Saturday, April 14, 2018


In this day and age a title like THE GAY BRIDE brings up all sorts of ideas on what the movie might be about. For audiences back in 1934, when the film was originally released, the title probably made them assume that they would be seeing a typical "woman's picture". In reality the movie is a strange mixture of gangster antics and light comedy--by far the best reason for seeing it is the presence of its leading lady, Carole Lombard. THE GAY BRIDE makes its home video debut on a made-on-demand DVD courtesy of the Warner Archive Collection.

Carole Lombard plays ambitious Mary, a showgirl (by far the most common professional occupation for 1930s American female movie characters). The gorgeous Mary attracts the eye of none-too-bright gangster "Shoots" Magiz (Nat Pendleton). Despite protestations from her best friend (Zasu Pitts), Mary encourages Shoots--she's not all that attracted to him, but she figures if she marries him, the poor sap won't last too long due to the nature of his business, and she'll get all his money. Mary does become Shoots' bride, and he does get bumped off--but due to the repeal of Prohibition, the widow finds out to her dismay that her husband had no money left. Mary gets involved with Shoots' devious associates (Sam Hardy, Leo Carillo), but it's Shoots' bodyguard (Chester Morris) who winds up getting the girl out of the rackets.

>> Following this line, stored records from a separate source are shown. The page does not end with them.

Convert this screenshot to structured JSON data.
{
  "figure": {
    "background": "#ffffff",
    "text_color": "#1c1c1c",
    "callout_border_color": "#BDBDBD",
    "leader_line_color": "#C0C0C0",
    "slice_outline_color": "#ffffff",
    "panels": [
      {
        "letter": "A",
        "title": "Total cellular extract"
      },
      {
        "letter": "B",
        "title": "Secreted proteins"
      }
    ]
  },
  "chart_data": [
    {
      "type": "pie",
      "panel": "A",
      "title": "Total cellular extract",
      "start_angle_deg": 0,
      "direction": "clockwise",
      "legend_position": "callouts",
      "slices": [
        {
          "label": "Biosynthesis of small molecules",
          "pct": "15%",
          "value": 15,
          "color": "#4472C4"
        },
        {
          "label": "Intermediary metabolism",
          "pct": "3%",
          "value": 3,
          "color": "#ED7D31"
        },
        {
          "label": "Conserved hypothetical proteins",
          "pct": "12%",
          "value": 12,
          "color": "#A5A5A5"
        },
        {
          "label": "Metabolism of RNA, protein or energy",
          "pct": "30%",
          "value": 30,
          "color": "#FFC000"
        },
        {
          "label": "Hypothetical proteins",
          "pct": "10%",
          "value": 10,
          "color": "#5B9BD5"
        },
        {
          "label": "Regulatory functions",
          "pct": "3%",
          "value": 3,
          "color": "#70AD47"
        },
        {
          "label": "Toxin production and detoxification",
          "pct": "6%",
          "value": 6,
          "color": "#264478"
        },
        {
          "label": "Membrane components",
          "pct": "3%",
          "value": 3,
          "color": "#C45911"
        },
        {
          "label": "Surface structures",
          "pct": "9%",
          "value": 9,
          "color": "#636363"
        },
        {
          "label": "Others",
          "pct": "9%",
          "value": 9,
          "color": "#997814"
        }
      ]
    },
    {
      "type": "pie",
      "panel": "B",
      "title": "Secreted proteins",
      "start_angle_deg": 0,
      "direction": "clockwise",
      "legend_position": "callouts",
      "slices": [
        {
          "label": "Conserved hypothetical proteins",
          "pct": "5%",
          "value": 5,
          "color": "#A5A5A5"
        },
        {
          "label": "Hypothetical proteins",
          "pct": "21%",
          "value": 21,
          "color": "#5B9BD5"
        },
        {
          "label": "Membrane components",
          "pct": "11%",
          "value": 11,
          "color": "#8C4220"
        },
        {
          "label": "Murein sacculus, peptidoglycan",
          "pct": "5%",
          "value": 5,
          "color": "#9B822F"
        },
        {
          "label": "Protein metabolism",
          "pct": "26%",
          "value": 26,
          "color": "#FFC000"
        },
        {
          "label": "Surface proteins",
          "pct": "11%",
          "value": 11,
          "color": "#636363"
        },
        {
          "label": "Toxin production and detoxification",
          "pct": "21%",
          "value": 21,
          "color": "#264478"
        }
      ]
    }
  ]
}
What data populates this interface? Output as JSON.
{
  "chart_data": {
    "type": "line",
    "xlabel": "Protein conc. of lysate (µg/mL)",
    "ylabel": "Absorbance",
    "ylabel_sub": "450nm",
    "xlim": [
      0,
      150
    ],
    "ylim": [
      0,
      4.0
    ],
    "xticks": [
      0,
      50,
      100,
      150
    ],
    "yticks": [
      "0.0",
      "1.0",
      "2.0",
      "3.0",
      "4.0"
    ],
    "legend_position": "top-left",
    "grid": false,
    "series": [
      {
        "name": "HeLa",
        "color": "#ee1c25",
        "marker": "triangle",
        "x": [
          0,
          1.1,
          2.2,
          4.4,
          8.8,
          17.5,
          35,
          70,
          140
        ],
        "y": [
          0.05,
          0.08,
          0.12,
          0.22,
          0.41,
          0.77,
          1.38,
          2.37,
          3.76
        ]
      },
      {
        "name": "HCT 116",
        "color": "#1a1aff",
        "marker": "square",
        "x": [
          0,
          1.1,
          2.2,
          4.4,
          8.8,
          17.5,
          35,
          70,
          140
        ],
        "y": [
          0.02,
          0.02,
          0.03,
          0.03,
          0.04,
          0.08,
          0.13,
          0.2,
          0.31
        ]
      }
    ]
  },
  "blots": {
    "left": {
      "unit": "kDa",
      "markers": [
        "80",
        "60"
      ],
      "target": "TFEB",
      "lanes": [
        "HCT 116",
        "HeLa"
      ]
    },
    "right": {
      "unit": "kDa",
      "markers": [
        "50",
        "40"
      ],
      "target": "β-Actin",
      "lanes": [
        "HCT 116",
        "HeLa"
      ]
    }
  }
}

THE GAY BRIDE was the only film Carole Lombard made for MGM. Considering the reputation of the studio, Lombard had high hopes for it, but the results left her disappointed. Most of the books written about the actress look upon it as one of her most mediocre films. It certainly isn't terrible--but it doesn't do much to highlight Lombard's talents, other than make her look as ravishing as possible by providing her with a number of fashionable costumes. The movie has a in-between quality to it--it's not funny enough to be an out-and-out farce, and it's not dramatic enough to be a gangster melodrama.

MGM may have been the wrong studio for this type of material. A company like Warner Bros. would have taken the script and made it as wild and wacky as possible. Lombard seems a bit too refined to be a hard-edged golddigger--it's the type of part that would have been perfect for, say, Joan Blondell or Ann Southern. In the first part of the film the gangsters are portrayed as basically dopes--so when later on they are supposed to be a viable threat to Mary, the tension just isn't there. Chester Morris (his character is referred to in the film as "Office Boy") and Lombard spend most of the movie sniping at one another--which, by the "old movie rules" means that they are really in love. Every time I have seen Chester Morris in a film, he comes off to me as sulky and unlikable, and he did nothing to change my mind here. Morris seems far more comfortable insulting Carole than he does when he has to woo her. (The script goes out of its way to tell the audience that Office Boy is just a bodyguard, and does not take part in any illegal activities, in order to make the character seem a "proper" match for Mary.)

Zasu Pitts doesn't get much to do here as the obligatory best friend (she does get to recite a few "Oh Dears"). In the last part of the film, her character disappears, which makes me wonder if there was some editing done to the story. Another reason I think there was some studio tinkering is that all of Mary's financial and legal problems--which are considerable--are explained away with dialogue literally at the very end of the picture. MGM veteran Jack Conway directs the film in a low-key, practical manner.

The print used for this DVD of THE GAY BRIDE has a lot of scratches on it, and the image quality is not very sharp. There are no extras.

Carole Lombard is my favorite movie actress of all time, so of course I'm going to take advantage of the opportunity to buy a film of hers that I had never seen. But in all honesty she's the only reason to watch THE GAY BRIDE.

1 comment:

  1. It's at best a programmer, in a tough comedy genre that really isn't MGM's terrain. Jack Conway could be a terrific comedic director -- watch the brilliant "Libeled Lady" for proof -- but he wasn't given much to work with here.

    Lombard often is quoted as calling this her worst movie; it's certainly far from her best. But as long as a print of "Fools For Scandal" exists, this isn't Carole's worst starring vehicle.